This project sets up a Docker-based environment that includes Postgres, Spark cluster with 2 workers, and a Jupyter Notebook instance. It allows you to perform data processing and analysis using PySpark and interact with a Postgres database seamlessly.
To get started with this project, follow the steps below:
-
Clone the repository:
git clone https://github.com/donbigode/spark-container-for-elt
cd spark-container-for-elt
-
Docker Compose: Before running the environment, make sure you have Docker and Docker Compose installed on your system. If not, you can install Docker from the official website: https://www.docker.com/get-started
-
Update the Dockerfiles: If you are using the Spark Dockerfile provided in this repository, no changes are needed. However, if you prefer to use your own Spark Dockerfile, ensure it includes the necessary dependencies.
-
Update the Docker Compose: The
docker-compose.ymlfile should be updated with your desired configurations, such as database credentials, usernames, passwords, etc. You can also modify the ports, volume mappings, or any other settings to suit your needs. -
Run the Environment: Once you've made the necessary updates, run the following command to set up the environment:
docker-compose up -dThis will start the Postgres database, Spark cluster with 2 workers, and Jupyter Notebook instance.
-
Access Services:
- Postgres: localhost:5432
- Spark Master UI: localhost:8080
- Jupyter Notebook: localhost:8888
- Use the token provided during Jupyter startup to access the notebook. (docker logs jupyter_notebook is the command in the bash to receive it)
-
Data and Code Deployment:
- Place any inbound data you wish to process in the
inbound/directory. - Write your PySpark code in the
spark_scripts/directory, using thepyspark/directory for code deployment.

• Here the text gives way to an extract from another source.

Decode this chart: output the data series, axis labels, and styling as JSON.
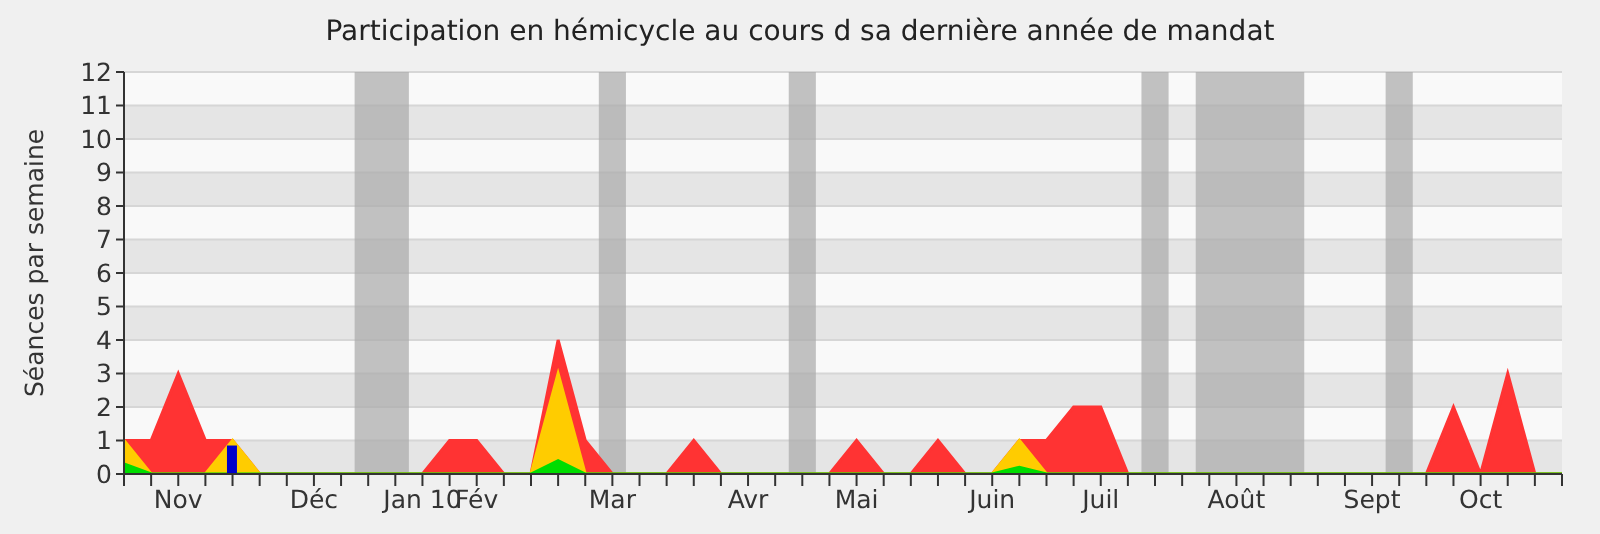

- Place any inbound data you wish to process in the
-
Cleaning Up: To stop and remove the containers (but retain the data in volumes), run:
docker-compose down
Here is the expected directory structure of the project:
project_folder/
├── inbound/
│ └── sample_data.csv
│
├── postgres/
│ └── Dockerfile
│
├── spark/
│ └── Dockerfile
│
├── spark_scripts/src
│ └── file_operations.py
│ └── main.py
│ └── requirements.txt
|
├── docker-compose.yml
└── Readme.md
- Ensure that the necessary data and code are placed in their respective directories (
inbound/andspark_scripts/) before running the Spark jobs in the Jupyter Notebook. - If you make any changes to the Dockerfiles or the Docker Compose file, remember to rebuild the containers using
docker-compose up -d --build.
Happy data processing and analysis with Spark and Jupyter Notebook!
Replace `your_username` and `your_project` with your actual GitHub username and project name, respectively. You can also customize any other parts of the `Readme.md` file as needed to suit your project.